Detection of critical events in data streams
Detecting anomalies and outliers in data streams is a very important research area for many industrial applications because by monitoring sensor data streams in real-time, malfunctions can be instantly recognized and major damages can be prevented by reacting to them in a timely manner. Within this research area, methods for detecting anomalies and outliers in data streams will be investigated with special emphasis on the scalability of their application in a distributed computing cluster environment.

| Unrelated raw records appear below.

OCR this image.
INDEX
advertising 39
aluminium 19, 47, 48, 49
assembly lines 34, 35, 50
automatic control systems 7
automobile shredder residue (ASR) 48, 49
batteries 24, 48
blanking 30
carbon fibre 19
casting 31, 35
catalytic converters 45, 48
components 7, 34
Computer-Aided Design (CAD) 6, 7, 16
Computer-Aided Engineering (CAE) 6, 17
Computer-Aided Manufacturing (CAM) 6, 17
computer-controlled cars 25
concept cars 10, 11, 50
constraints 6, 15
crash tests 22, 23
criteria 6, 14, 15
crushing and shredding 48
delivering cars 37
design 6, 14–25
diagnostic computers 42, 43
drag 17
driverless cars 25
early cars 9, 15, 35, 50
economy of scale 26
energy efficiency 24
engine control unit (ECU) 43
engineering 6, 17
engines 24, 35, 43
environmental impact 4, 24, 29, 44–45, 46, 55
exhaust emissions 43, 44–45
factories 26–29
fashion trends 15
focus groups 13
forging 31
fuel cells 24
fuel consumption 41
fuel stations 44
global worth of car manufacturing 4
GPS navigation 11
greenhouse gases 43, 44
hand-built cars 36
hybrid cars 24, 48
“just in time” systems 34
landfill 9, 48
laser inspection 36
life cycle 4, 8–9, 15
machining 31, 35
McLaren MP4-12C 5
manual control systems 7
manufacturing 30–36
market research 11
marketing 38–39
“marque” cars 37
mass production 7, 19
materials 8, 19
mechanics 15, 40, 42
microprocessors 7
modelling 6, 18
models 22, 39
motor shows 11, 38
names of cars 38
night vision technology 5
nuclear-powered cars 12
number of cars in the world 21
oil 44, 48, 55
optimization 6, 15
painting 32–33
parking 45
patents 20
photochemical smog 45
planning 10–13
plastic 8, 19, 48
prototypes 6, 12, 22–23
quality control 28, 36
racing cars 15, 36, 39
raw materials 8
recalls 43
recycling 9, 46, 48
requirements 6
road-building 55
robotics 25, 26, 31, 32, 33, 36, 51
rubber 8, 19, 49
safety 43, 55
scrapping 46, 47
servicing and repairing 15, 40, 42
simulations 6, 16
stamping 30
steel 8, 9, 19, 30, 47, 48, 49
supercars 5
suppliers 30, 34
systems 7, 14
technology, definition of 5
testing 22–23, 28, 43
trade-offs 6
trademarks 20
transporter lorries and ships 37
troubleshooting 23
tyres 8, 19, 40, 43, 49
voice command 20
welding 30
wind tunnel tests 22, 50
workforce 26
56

Knowledge discovery in data streams
An important element of processing large amounts of data is the need to include exploratory and predictive analytics of data streams using statistical and visualization methods and machine learning techniques. Forecasting using real-time data streams is a major scientific challenge due to the complexity of the algorithms that need to be efficiently executed on limited computing resources. The phenomena of processing large data streams and machine learning have been further fostered in recent years by the development of a large number of open source solutions, among which the most famous are the projects of the Apache organization (Hadoop, Spark, Kafka, Flink, Cassandra, etc.) and an increased number of fee and open-source libraries for statistical data processing and machine learning (Python, R). Within this research area, solutions for exploratory and predictive analysis of data streams will be developed and predictive models will be implemented for forecasting time series within data streams. In doing so, special attention will be given to the development of scalable distributed solutions for analysis and forecasting in a computer cluster.

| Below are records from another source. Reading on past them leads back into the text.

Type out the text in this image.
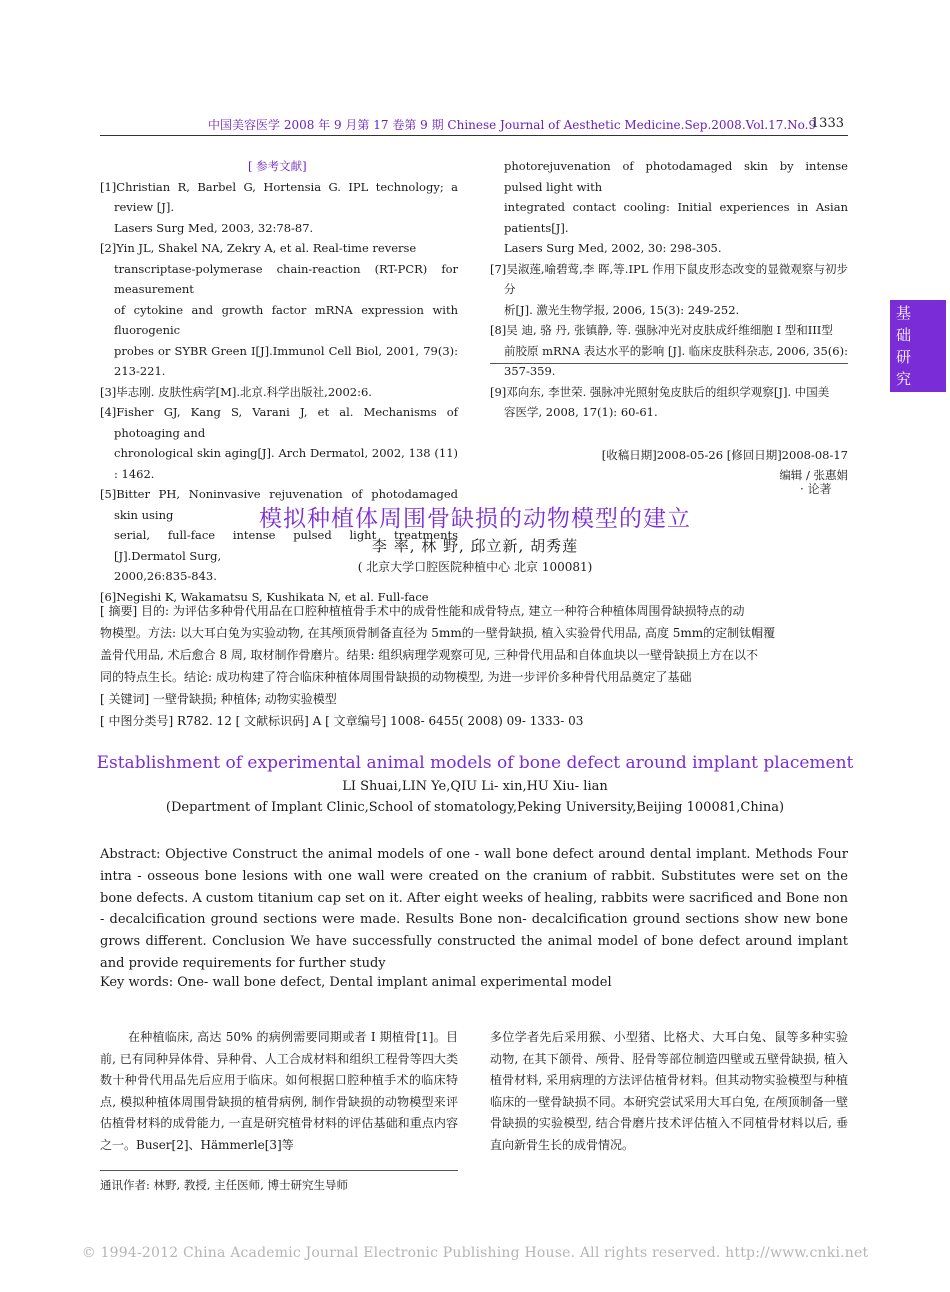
中国美容医学 2008 年 9 月第 17 卷第 9 期 Chinese Journal of Aesthetic Medicine.Sep.2008.Vol.17.No.9
1333
[ 参考文献]
[1]Christian R, Barbel G, Hortensia G. IPL technology; a review [J].
Lasers Surg Med, 2003, 32:78-87.
[2]Yin JL, Shakel NA, Zekry A, et al. Real-time reverse
transcriptase-polymerase chain-reaction (RT-PCR) for measurement
of cytokine and growth factor mRNA expression with fluorogenic
probes or SYBR Green I[J].Immunol Cell Biol, 2001, 79(3): 213-221.
[3]毕志刚. 皮肤性病学[M].北京.科学出版社,2002:6.
[4]Fisher GJ, Kang S, Varani J, et al. Mechanisms of photoaging and
chronological skin aging[J]. Arch Dermatol, 2002, 138 (11) : 1462.
[5]Bitter PH, Noninvasive rejuvenation of photodamaged skin using
serial, full-face intense pulsed light treatments [J].Dermatol Surg,
2000,26:835-843.
[6]Negishi K, Wakamatsu S, Kushikata N, et al. Full-face
photorejuvenation of photodamaged skin by intense pulsed light with
integrated contact cooling: Initial experiences in Asian patients[J].
Lasers Surg Med, 2002, 30: 298-305.
[7]吴淑莲,喻碧莺,李 晖,等.IPL 作用下鼠皮形态改变的显微观察与初步分
析[J]. 激光生物学报, 2006, 15(3): 249-252.
[8]吴 迪, 骆 丹, 张镇静, 等. 强脉冲光对皮肤成纤维细胞 I 型和III型
前胶原 mRNA 表达水平的影响 [J]. 临床皮肤科杂志, 2006, 35(6):
357-359.
[9]邓向东, 李世荣. 强脉冲光照射兔皮肤后的组织学观察[J]. 中国美
容医学, 2008, 17(1): 60-61.
[收稿日期]2008-05-26 [修回日期]2008-08-17
编辑 / 张惠娟
基
础
研
究
· 论著
模拟种植体周围骨缺损的动物模型的建立
李 率, 林 野, 邱立新, 胡秀莲
( 北京大学口腔医院种植中心 北京 100081)

[ 摘要] 目的: 为评估多种骨代用品在口腔种植植骨手术中的成骨性能和成骨特点, 建立一种符合种植体周围骨缺损特点的动

物模型。方法: 以大耳白兔为实验动物, 在其颅顶骨制备直径为 5mm的一壁骨缺损, 植入实验骨代用品, 高度 5mm的定制钛帽覆

盖骨代用品, 术后愈合 8 周, 取材制作骨磨片。结果: 组织病理学观察可见, 三种骨代用品和自体血块以一壁骨缺损上方在以不

同的特点生长。结论: 成功构建了符合临床种植体周围骨缺损的动物模型, 为进一步评价多种骨代用品奠定了基础

[ 关键词] 一壁骨缺损; 种植体; 动物实验模型

[ 中图分类号] R782. 12 [ 文献标识码] A [ 文章编号] 1008- 6455( 2008) 09- 1333- 03

Establishment of experimental animal models of bone defect around implant placement
LI Shuai,LIN Ye,QIU Li- xin,HU Xiu- lian
(Department of Implant Clinic,School of stomatology,Peking University,Beijing 100081,China)
Abstract: Objective Construct the animal models of one - wall bone defect around dental implant. Methods Four intra - osseous bone lesions with one wall were created on the cranium of rabbit. Substitutes were set on the bone defects. A custom titanium cap set on it. After eight weeks of healing, rabbits were sacrificed and Bone non - decalcification ground sections were made. Results Bone non- decalcification ground sections show new bone grows different. Conclusion We have successfully constructed the animal model of bone defect around implant and provide requirements for further study
Key words: One- wall bone defect, Dental implant animal experimental model
在种植临床, 高达 50% 的病例需要同期或者 I 期植骨[1]。目前, 已有同种异体骨、异种骨、人工合成材料和组织工程骨等四大类数十种骨代用品先后应用于临床。如何根据口腔种植手术的临床特点, 模拟种植体周围骨缺损的植骨病例, 制作骨缺损的动物模型来评估植骨材料的成骨能力, 一直是研究植骨材料的评估基础和重点内容之一。Buser[2]、Hämmerle[3]等
多位学者先后采用猴、小型猪、比格犬、大耳白兔、鼠等多种实验动物, 在其下颌骨、颅骨、胫骨等部位制造四壁或五壁骨缺损, 植入植骨材料, 采用病理的方法评估植骨材料。但其动物实验模型与种植临床的一壁骨缺损不同。本研究尝试采用大耳白兔, 在颅顶制备一壁骨缺损的实验模型, 结合骨磨片技术评估植入不同植骨材料以后, 垂直向新骨生长的成骨情况。
通讯作者: 林野, 教授, 主任医师, 博士研究生导师
© 1994-2012 China Academic Journal Electronic Publishing House. All rights reserved. http://www.cnki.net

Updating machine learning models by analyzing data streams in real-time
In practice, model learning is done periodically based on historical data. An example is a recommender system that uses collaborative filtering methods to discover interesting objects for a user. These models are updated once or at most several times a day, but could be potentially updated in real-time if data streams with user actions were processed for this purpose. Achieving real-time model updates is a scientific challenge due to the time and spatial complexity of collaborative filtering methods. At the same time, satisfactory performance of such methods can only be achieved using distributed processing of incoming data streams. This research area will investigate appropriate methods for updating real-time machine learning models based on distributed processing of input data streams. When developing these methods, special attention will be given to the scalability of the solutions in the computer cluster.

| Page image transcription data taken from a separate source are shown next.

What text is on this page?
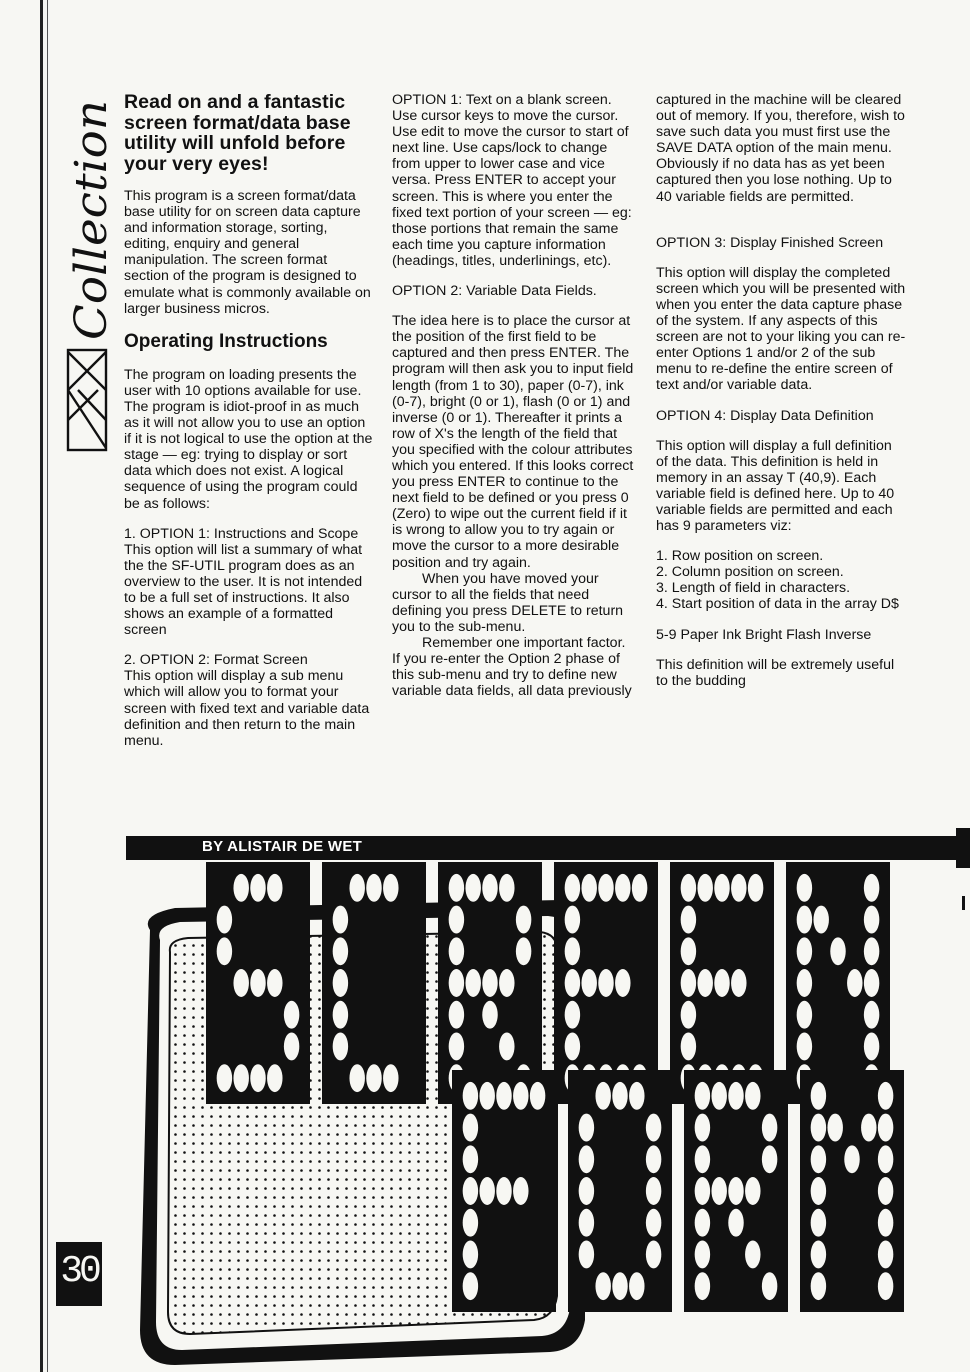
Collection

Read on and a fantastic screen format/data base utility will unfold before your very eyes!

This program is a screen format/data base utility for on screen data capture and information storage, sorting, editing, enquiry and general manipulation. The screen format section of the program is designed to emulate what is commonly available on larger business micros.

Operating Instructions

The program on loading presents the user with 10 options available for use. The program is idiot-proof in as much as it will not allow you to use an option if it is not logical to use the option at the stage — eg: trying to display or sort data which does not exist. A logical sequence of using the program could be as follows:

1. OPTION 1: Instructions and Scope

This option will list a summary of what the the SF-UTIL program does as an overview to the user. It is not intended to be a full set of instructions. It also shows an example of a formatted screen

2. OPTION 2: Format Screen

This option will display a sub menu which will allow you to format your screen with fixed text and variable data definition and then return to the main menu.

OPTION 1: Text on a blank screen.

Use cursor keys to move the cursor. Use edit to move the cursor to start of next line. Use caps/lock to change from upper to lower case and vice versa. Press ENTER to accept your screen. This is where you enter the fixed text portion of your screen — eg: those portions that remain the same each time you capture information (headings, titles, underlinings, etc).

OPTION 2: Variable Data Fields.

The idea here is to place the cursor at the position of the first field to be captured and then press ENTER. The program will then ask you to input field length (from 1 to 30), paper (0-7), ink (0-7), bright (0 or 1), flash (0 or 1) and inverse (0 or 1). Thereafter it prints a row of X's the length of the field that you specified with the colour attributes which you entered. If this looks correct you press ENTER to continue to the next field to be defined or you press 0 (Zero) to wipe out the current field if it is wrong to allow you to try again or move the cursor to a more desirable position and try again.

When you have moved your cursor to all the fields that need defining you press DELETE to return you to the sub-menu.

Remember one important factor. If you re-enter the Option 2 phase of this sub-menu and try to define new variable data fields, all data previously

captured in the machine will be cleared out of memory. If you, therefore, wish to save such data you must first use the SAVE DATA option of the main menu. Obviously if no data has as yet been captured then you lose nothing. Up to 40 variable fields are permitted.

OPTION 3: Display Finished Screen

This option will display the completed screen which you will be presented with when you enter the data capture phase of the system. If any aspects of this screen are not to your liking you can re-enter Options 1 and/or 2 of the sub menu to re-define the entire screen of text and/or variable data.

OPTION 4: Display Data Definition

This option will display a full definition of the data. This definition is held in memory in an assay T (40,9). Each variable field is defined here. Up to 40 variable fields are permitted and each has 9 parameters viz:

1. Row position on screen.
2. Column position on screen.
3. Length of field in characters.
4. Start position of data in the array D$

5-9 Paper Ink Bright Flash Inverse

This definition will be extremely useful to the budding

BY ALISTAIR DE WET
30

Processing of semantic data streams
Many data stream sources produce data objects in the form of subject-predicate-object triples in accordance with the RDF (Resource Description Framework) specification. An example is sensor data sources that often publish sensor readings in the form of RDF triples that refer to the corresponding ontology. The processing of such semantic data streams, which are also called RDF data streams, is very specific and significantly different from ordinary data streams due to the use of special semantic reasoners in order to discover knowledge in semantic data streams. As the existing semantic reasoners are primarily intended for processing static data, they need to be adapted to work with dynamic data, i.e. semantic data streams. This is a very complex problem for current reasoners that have high time complexity of reasoning even for static data. Because of this, a whole new research area related to reasoning over semantic data streams appeared recently. Within this research area, methods for processing semantic data streams will be investigated, with a special emphasis on the possibility of distributed processing in a computer cluster.